If the doubts are cast upon the principal object of the contract in such a way
that it cannot be known what may have been the intention or will of the parties,
the contract shall be null and void.

- When a contract is gratuitous in nature, the least transmission of rights should


prevail.

- Where a donee seeks the execution of a donation even though such done did not
fulfil a condition sought by the donor, because such donor did not seek the enforcement of the
condition for a long time anyway, the Court ruled for the revocation of the donation. (Central
Philippine University v. CA)

- When a contract is onerous in nature, doubt shall be settled in favour of the


greatest reciprocity of interests.(CASTELO vs. CA)

- The Court ruled that a provision in a contract transferring Gaite’s rights to


Fonacier in exchange for an amount of money, and where the remaining balance of the money
will be paid “from and out the first letter of credit covering the first shipment of iron ores and of
the first amount derived from the local sale of iron ore” should be interpreted as providing for a
suspensive period, and not a suspensive condition. The Court ruled that a greater reciprocity of
interests obtains if the buyer’s obligation is deemed to be actually existing, with only its maturity
date postponed or deferred, than if such obligation was viewed as non-binding until the ore was
sold. (Gaite v. Fonacier)

- When the contract’s principal object is expressed in such a way that the intention
of the parties cannot be known, the contract is null and void.

Art. 1379. The principles of interpretation stated in Rule 123 of the Rules of Court
shall likewise be observed in the construction of contracts.

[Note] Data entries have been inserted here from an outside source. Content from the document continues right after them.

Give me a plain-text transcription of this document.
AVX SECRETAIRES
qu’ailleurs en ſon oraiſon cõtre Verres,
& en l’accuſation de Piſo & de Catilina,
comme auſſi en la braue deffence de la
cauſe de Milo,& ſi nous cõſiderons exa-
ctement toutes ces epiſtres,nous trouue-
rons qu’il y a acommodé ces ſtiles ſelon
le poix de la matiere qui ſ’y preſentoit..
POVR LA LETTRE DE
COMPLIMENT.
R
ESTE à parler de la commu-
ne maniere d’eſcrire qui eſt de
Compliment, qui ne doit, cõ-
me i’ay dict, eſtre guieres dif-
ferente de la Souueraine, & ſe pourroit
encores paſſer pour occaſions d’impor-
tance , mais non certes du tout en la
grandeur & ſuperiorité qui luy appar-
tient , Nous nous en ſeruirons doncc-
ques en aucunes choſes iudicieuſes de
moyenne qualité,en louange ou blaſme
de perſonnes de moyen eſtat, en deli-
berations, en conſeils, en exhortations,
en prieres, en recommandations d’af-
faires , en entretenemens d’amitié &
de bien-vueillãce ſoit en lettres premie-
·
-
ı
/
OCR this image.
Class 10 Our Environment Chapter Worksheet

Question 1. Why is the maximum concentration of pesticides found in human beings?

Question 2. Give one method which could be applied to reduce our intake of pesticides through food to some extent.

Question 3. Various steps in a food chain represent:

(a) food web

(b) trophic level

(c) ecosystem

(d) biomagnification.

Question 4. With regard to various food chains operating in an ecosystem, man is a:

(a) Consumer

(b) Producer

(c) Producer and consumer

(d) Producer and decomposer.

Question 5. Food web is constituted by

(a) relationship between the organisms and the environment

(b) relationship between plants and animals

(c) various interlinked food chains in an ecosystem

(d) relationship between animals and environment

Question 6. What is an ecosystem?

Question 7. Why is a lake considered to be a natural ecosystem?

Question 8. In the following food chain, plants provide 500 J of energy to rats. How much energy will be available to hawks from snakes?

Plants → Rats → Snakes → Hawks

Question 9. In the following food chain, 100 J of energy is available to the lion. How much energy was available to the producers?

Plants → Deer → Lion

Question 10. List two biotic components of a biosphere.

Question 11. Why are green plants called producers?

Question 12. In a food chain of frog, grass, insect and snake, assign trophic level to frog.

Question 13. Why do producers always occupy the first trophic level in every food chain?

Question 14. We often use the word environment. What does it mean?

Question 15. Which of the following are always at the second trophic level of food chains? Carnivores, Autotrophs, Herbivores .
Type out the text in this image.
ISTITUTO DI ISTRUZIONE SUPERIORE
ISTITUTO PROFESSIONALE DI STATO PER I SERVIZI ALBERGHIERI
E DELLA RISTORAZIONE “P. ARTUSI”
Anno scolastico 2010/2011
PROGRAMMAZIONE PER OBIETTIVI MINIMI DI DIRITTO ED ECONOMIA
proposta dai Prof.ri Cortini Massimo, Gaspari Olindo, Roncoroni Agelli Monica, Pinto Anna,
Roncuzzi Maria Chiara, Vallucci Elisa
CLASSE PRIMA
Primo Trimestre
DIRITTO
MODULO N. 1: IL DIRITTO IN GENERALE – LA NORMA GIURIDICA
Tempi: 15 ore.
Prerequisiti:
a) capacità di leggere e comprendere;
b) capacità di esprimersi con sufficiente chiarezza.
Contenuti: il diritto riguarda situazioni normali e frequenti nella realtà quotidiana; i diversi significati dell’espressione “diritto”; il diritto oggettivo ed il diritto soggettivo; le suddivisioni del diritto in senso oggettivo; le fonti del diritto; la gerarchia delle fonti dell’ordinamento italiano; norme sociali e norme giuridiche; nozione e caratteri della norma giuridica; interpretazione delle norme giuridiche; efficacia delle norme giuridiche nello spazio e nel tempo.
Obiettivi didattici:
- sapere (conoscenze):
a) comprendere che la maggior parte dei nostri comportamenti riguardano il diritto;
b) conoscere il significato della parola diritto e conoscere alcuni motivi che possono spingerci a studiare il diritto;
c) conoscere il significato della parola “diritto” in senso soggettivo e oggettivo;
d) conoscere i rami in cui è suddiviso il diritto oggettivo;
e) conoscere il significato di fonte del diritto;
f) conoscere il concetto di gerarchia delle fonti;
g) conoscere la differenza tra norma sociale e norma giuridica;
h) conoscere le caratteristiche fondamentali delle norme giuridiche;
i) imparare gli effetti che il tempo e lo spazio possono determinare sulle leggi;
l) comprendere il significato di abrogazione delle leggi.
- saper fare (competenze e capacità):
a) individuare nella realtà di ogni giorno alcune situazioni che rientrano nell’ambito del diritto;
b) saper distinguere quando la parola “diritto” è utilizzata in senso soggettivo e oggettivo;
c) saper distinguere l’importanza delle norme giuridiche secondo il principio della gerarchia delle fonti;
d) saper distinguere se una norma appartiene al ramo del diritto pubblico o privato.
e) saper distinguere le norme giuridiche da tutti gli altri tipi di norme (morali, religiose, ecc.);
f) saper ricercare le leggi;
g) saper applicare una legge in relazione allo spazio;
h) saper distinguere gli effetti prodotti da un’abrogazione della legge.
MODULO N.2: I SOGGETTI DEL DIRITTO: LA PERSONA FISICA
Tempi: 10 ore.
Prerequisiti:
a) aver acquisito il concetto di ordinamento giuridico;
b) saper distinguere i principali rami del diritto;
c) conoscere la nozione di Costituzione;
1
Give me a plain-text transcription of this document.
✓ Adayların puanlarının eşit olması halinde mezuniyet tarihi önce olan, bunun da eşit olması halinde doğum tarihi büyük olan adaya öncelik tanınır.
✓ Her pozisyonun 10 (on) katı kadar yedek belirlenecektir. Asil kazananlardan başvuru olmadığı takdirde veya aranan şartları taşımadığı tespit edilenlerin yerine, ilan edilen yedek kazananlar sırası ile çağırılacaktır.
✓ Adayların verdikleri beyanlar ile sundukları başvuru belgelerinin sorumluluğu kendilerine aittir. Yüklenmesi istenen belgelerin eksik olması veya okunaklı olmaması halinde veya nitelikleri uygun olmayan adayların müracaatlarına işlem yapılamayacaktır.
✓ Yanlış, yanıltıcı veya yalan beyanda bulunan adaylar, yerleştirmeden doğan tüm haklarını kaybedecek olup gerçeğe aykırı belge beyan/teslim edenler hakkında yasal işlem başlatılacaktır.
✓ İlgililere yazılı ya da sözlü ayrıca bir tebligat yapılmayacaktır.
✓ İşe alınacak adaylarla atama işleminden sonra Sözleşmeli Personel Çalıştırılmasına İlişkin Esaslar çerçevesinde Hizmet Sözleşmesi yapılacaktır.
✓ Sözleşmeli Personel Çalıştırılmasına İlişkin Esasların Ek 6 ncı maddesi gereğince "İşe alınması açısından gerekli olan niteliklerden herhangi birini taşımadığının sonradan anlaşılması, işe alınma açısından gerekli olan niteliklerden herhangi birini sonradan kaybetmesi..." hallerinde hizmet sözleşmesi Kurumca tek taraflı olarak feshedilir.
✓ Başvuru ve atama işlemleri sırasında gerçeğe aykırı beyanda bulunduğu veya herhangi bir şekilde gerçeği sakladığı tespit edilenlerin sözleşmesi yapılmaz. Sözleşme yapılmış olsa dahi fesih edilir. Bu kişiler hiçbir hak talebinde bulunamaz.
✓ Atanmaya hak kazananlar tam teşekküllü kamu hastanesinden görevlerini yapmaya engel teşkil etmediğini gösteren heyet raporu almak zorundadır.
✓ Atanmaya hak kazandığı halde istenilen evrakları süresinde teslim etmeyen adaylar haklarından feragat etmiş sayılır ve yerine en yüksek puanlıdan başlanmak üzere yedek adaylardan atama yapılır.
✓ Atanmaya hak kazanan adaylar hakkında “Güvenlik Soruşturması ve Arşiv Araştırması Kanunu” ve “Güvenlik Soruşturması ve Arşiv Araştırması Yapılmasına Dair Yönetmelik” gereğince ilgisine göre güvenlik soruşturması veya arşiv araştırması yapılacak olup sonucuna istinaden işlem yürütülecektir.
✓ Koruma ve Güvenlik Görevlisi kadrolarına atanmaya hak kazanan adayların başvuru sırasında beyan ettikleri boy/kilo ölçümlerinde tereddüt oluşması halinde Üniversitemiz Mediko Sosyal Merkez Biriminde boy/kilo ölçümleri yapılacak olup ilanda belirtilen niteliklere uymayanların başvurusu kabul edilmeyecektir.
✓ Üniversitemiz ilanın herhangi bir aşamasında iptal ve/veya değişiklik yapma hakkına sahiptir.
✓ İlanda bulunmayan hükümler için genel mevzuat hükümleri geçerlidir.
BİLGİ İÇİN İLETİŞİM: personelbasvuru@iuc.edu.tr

OTHER PRINCIPLES OF INTERPRETATION

Section 10. Interpretation of a writing according to its legal meaning.


Section 11. Instrument construed so as to give effect to all provisions.
Section 12. Interpretation according to intention; general and particular provisions.
Section 13. Interpretation according to circumstances.
Section 14. Peculiar signification of terms.
Section 15. Written words control printed.
Section 16. xperts and interpreters to be used in explaining certain writings.
Section 17. Of two constructions, which preferred.
Section 18. Construction in favor of natural right.
Section 19. Interpretation according to usage.

It is a well-settled rule that in case repugnance exists between written and printed
portions of a policy, the written portion prevails, and there can be no question that as far as any
inconsistency exists, the above-mentioned typed ‘rider’ prevails over the printed clause. (JARQUE v.